Meiji Holdings Co. has announced that traces of the radioactive substance Cesium have been found in its baby milk powder amid suspicions that contamination occurred during the drying process.
Whilst it is unclear exactly how many cans have been contaminated, the company is recalling 400,000 units of “Meiji Step”, a milk formula for babies older than nine months.
In a statement provided to FoodProductionDaily.com, Meiji said the 850g cans, which expire in October 2012, contained a “slight” trace of Cesium-134 and Cesium-137.
According to Bloomberg, tests conducted by the company on 3rd and 4th December detected levels of 15.2 becquerels per kilogram (Bq/kg) of Cesium-134, and 16.5 Bq/kg of Cesium-137.
Exact cause unclear
The milk powder was packaged in April and mostly distributed in May – just a few months after the Fukushima Daiichi nuclear disaster. It was produced at a factory in the Saitama prefecture, located 125 miles from the Fukushima nuclear plant.
In its statement, the Tokyo-based business insisted that the levels detected were below safety levels set out by the Food Hygiene Law. According to these regulations, the permissible level for milk and dairy products for infants is 200 Bq/kg. However, Meiji said that to offer its customers “peace of mind” it was offering to replace the recalled products.

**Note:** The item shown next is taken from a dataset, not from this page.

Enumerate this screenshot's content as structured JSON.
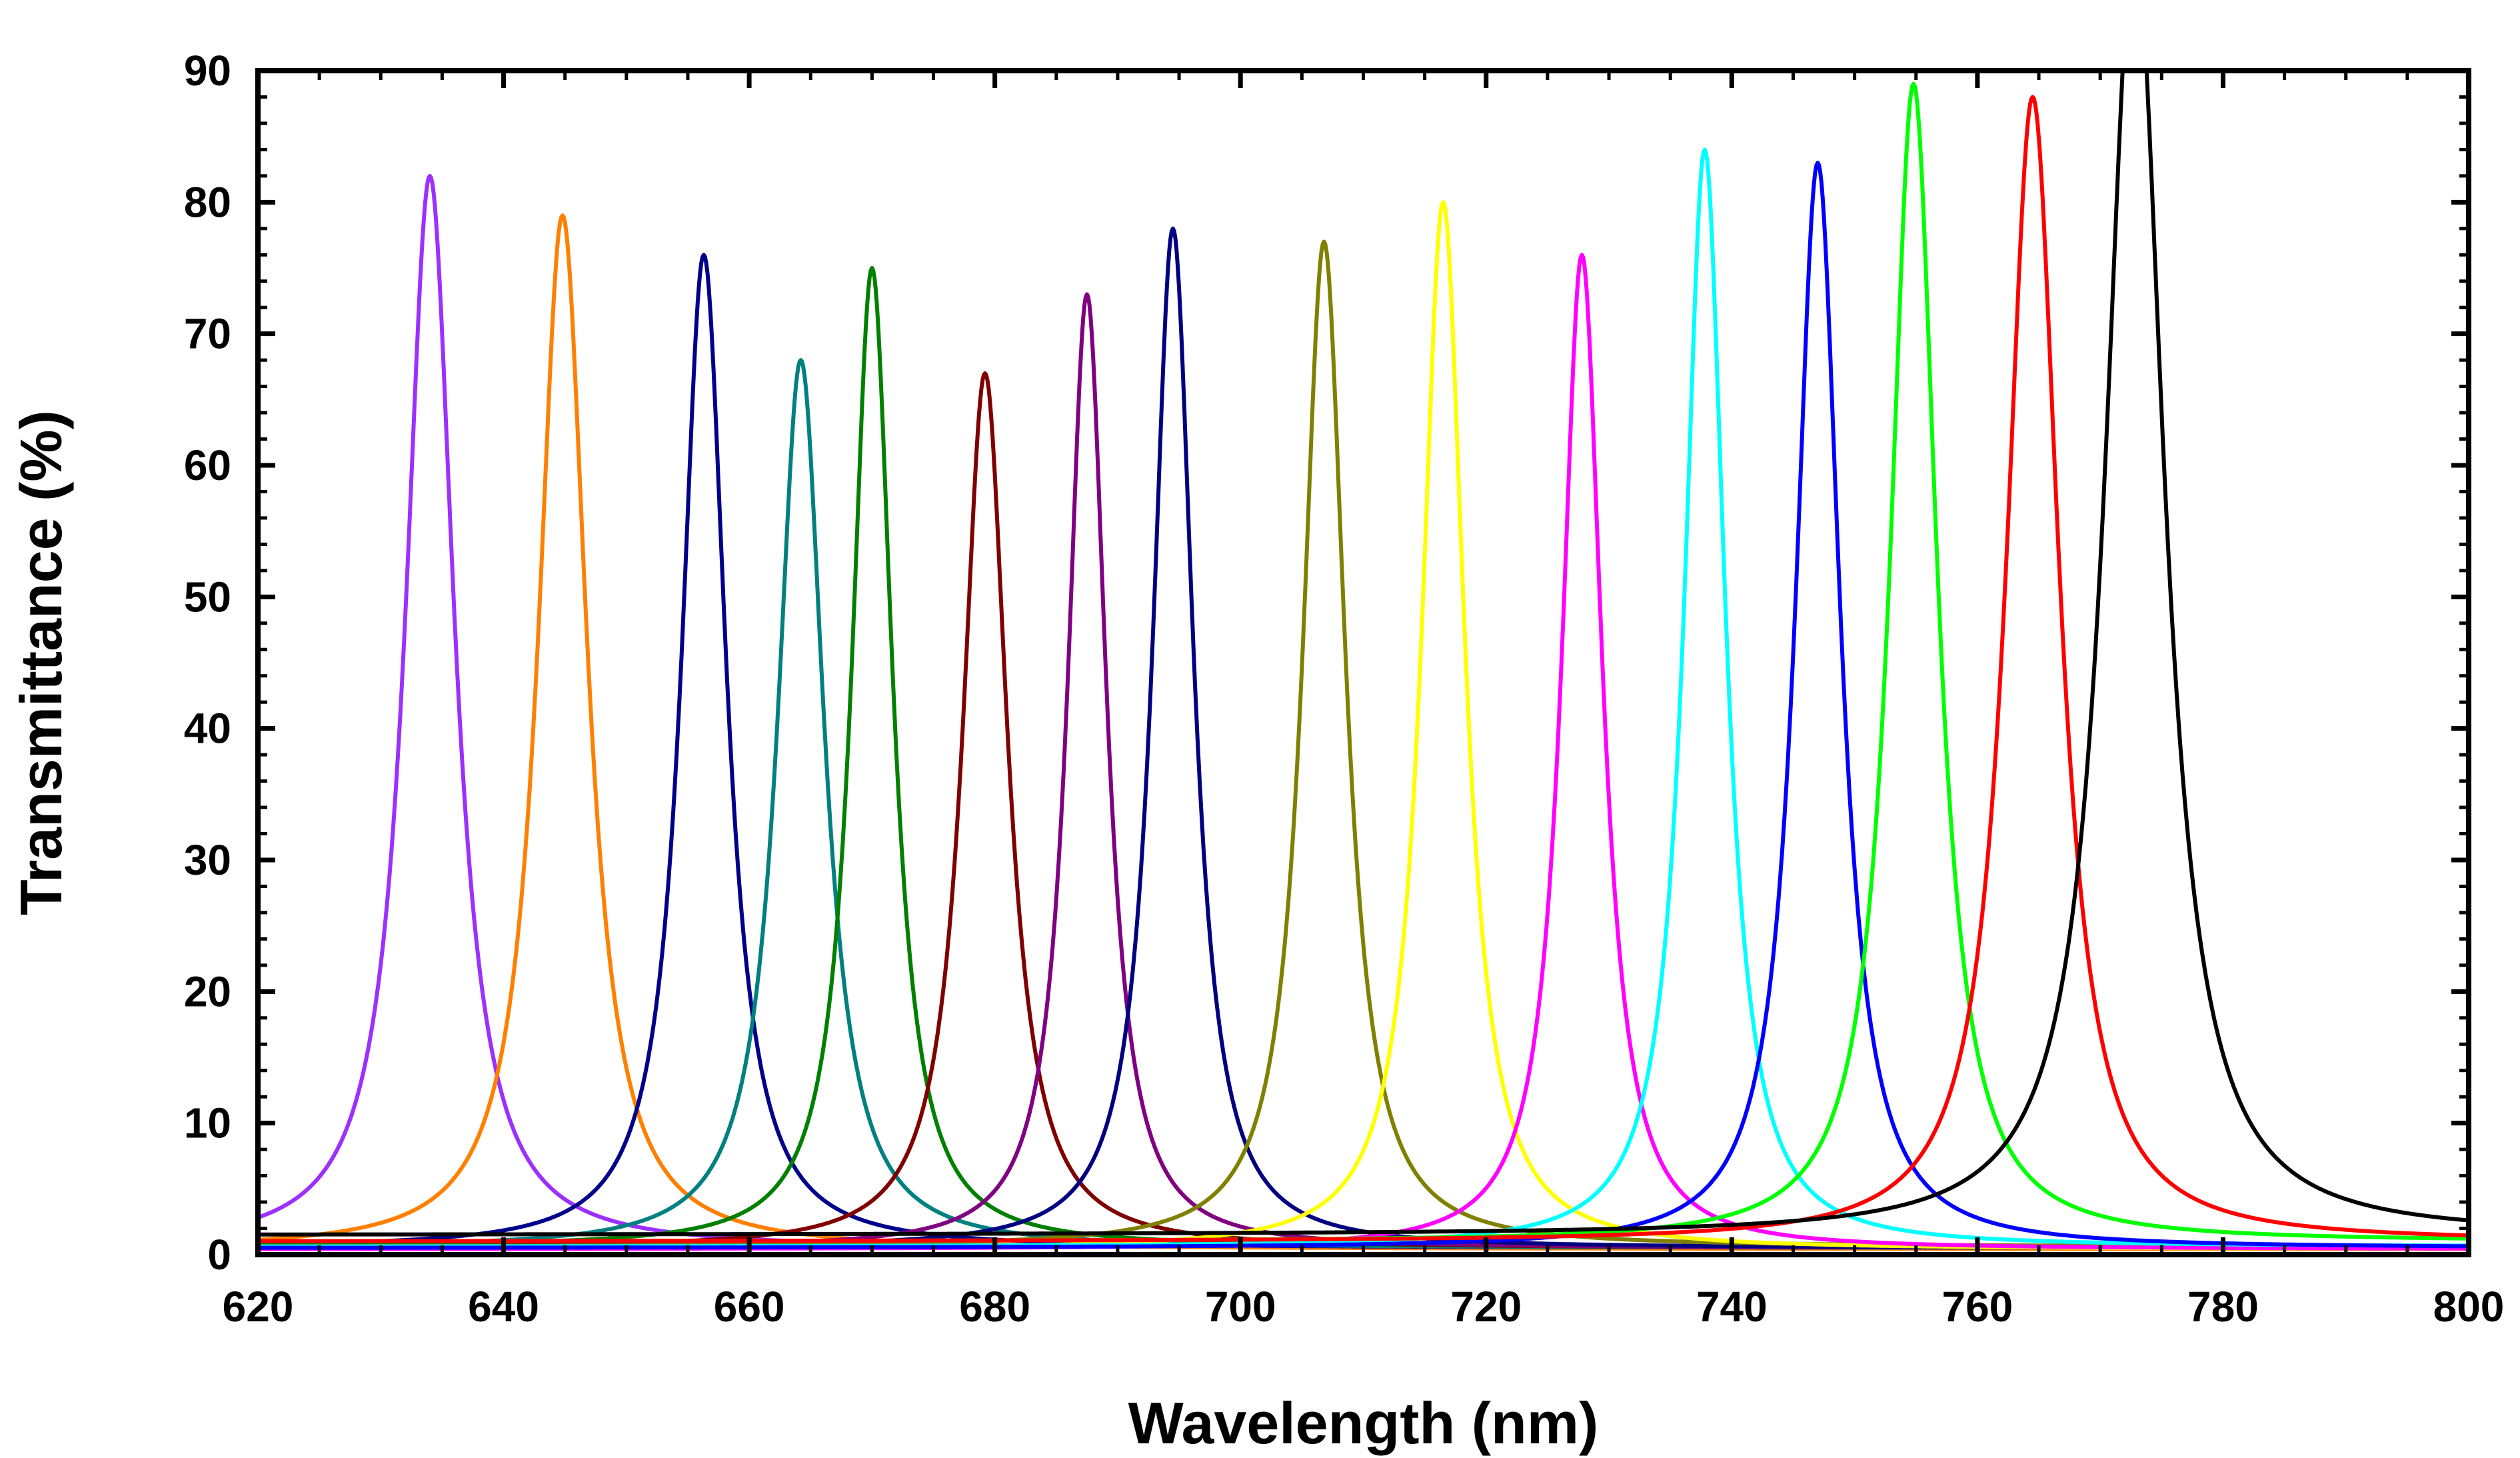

Food safety consultant, Dr Slim Dinsdale told this publication that infants, in particular, are “very susceptible” to the threat posed by radioactive substances, as their cells are actively developing. He added that it was “sensible to avoid” consuming the product even if it conformed to safety guidelines.

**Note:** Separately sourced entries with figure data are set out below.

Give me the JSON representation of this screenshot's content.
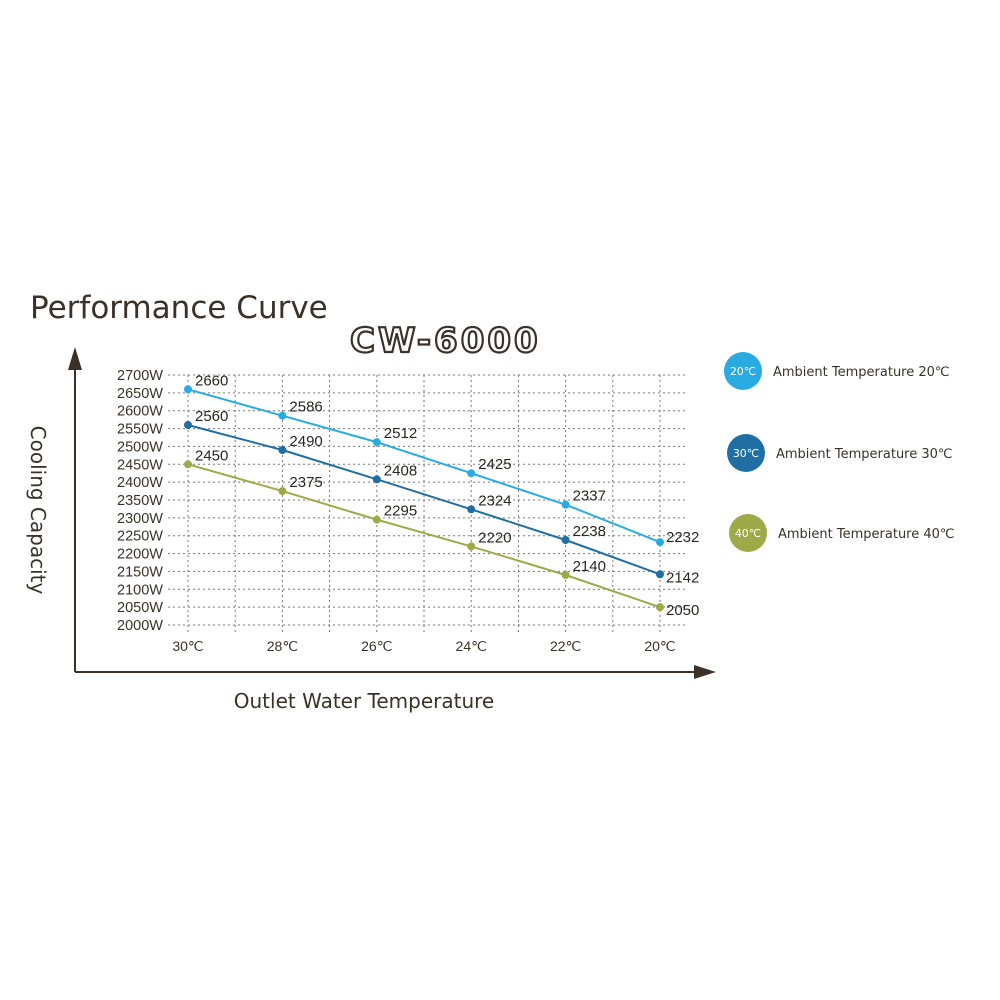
{
  "chart_data": {
    "type": "line",
    "title": "Performance Curve",
    "subtitle": "CW-6000",
    "xlabel": "Outlet Water Temperature",
    "ylabel": "Cooling Capacity",
    "categories": [
      "30℃",
      "28℃",
      "26℃",
      "24℃",
      "22℃",
      "20℃"
    ],
    "yticks": [
      "2700W",
      "2650W",
      "2600W",
      "2550W",
      "2500W",
      "2450W",
      "2400W",
      "2350W",
      "2300W",
      "2250W",
      "2200W",
      "2150W",
      "2100W",
      "2050W",
      "2000W"
    ],
    "ylim": [
      2000,
      2700
    ],
    "grid": true,
    "legend_position": "right",
    "series": [
      {
        "name": "Ambient Temperature 20℃",
        "badge": "20℃",
        "color": "#29ABE2",
        "values": [
          2660,
          2586,
          2512,
          2425,
          2337,
          2232
        ]
      },
      {
        "name": "Ambient Temperature 30℃",
        "badge": "30℃",
        "color": "#1F6FA5",
        "values": [
          2560,
          2490,
          2408,
          2324,
          2238,
          2142
        ]
      },
      {
        "name": "Ambient Temperature 40℃",
        "badge": "40℃",
        "color": "#9EAA47",
        "values": [
          2450,
          2375,
          2295,
          2220,
          2140,
          2050
        ]
      }
    ]
  }
}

Although the exact cause of the contamination is unclear, Meiji stated that it possibly entered the product during the drying process. Dinsdale finds this “odd” explaining that it would make more sense if the cesium was present in the raw milk produced by cows that had eaten crops which had been contaminated as a result of the nuclear fallout.
“Increased possibility” of similar incidents
In response to the discovery of cesium, the company said that it “will work to improve the quality control system” so that it can “continue to deliver safe products” to consumers. It also stated that no radioactive material has been detected in any of its other products.

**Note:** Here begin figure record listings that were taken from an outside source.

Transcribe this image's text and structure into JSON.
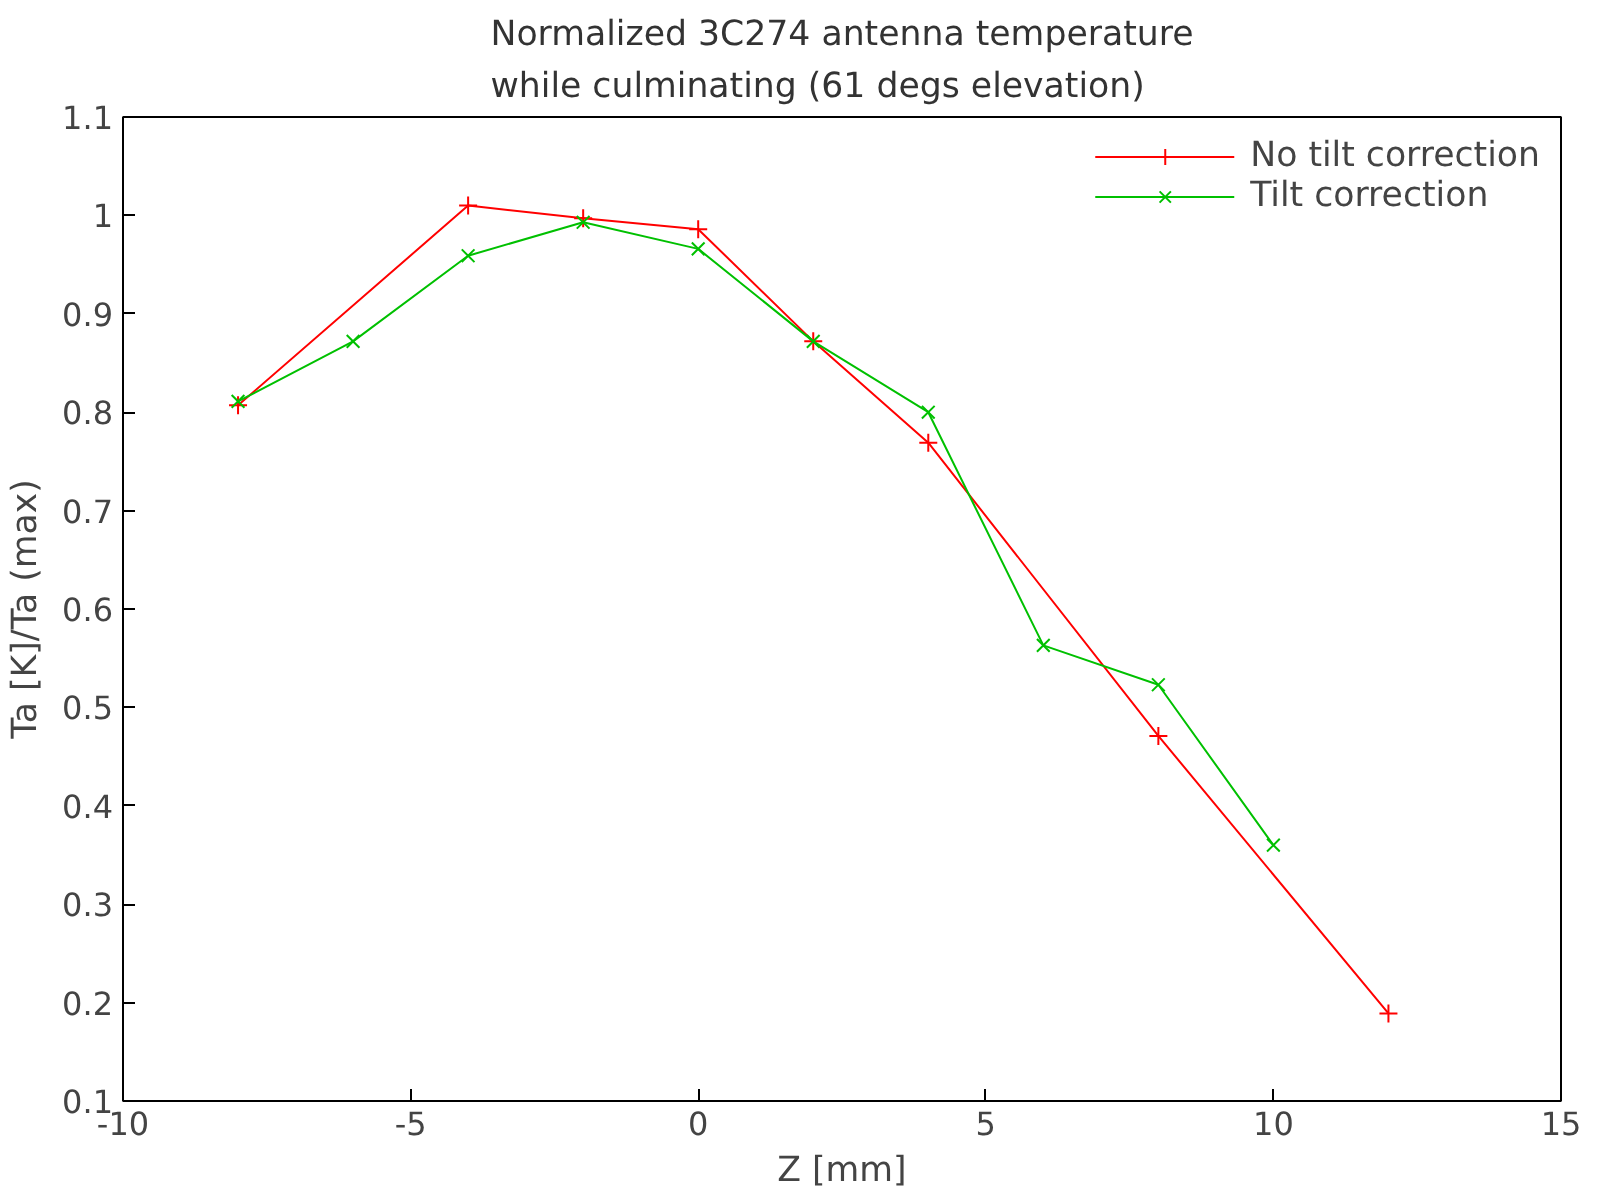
{
  "chart_data": {
    "type": "line",
    "title": "Normalized 3C274 antenna temperature\nwhile culminating (61 degs elevation)",
    "xlabel": "Z [mm]",
    "ylabel": "Ta [K]/Ta (max)",
    "xlim": [
      -10,
      15
    ],
    "xticks": [
      -10,
      -5,
      0,
      5,
      10,
      15
    ],
    "ylim": [
      0.1,
      1.1
    ],
    "yticks": [
      0.1,
      0.2,
      0.3,
      0.4,
      0.5,
      0.6,
      0.7,
      0.8,
      0.9,
      1,
      1.1
    ],
    "grid": false,
    "legend": "top right",
    "line_style": "solid",
    "series": [
      {
        "name": "No tilt correction",
        "color": "#ff0000",
        "marker": "cross",
        "x": [
          -8,
          -4,
          -2,
          0,
          2,
          4,
          8,
          12
        ],
        "values": [
          0.807,
          1.01,
          0.997,
          0.986,
          0.872,
          0.769,
          0.471,
          0.189
        ]
      },
      {
        "name": "Tilt correction",
        "color": "#00c000",
        "marker": "x",
        "x": [
          -8,
          -6,
          -4,
          -2,
          0,
          2,
          4,
          6,
          8,
          10
        ],
        "values": [
          0.811,
          0.872,
          0.959,
          0.993,
          0.966,
          0.872,
          0.8,
          0.563,
          0.523,
          0.36
        ]
      }
    ]
  }
}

Dinsdale observed that if radioactive material from the Fukushima disaster has got into the eco-system, there is an “increased possibility” that it will have become concentrated in raw materials.
He added that it “seems likely” that there could be more incidents of this kind depending on the residual levels of radioactivity present, but such speculation also needed “to be taken with a pinch of salt.”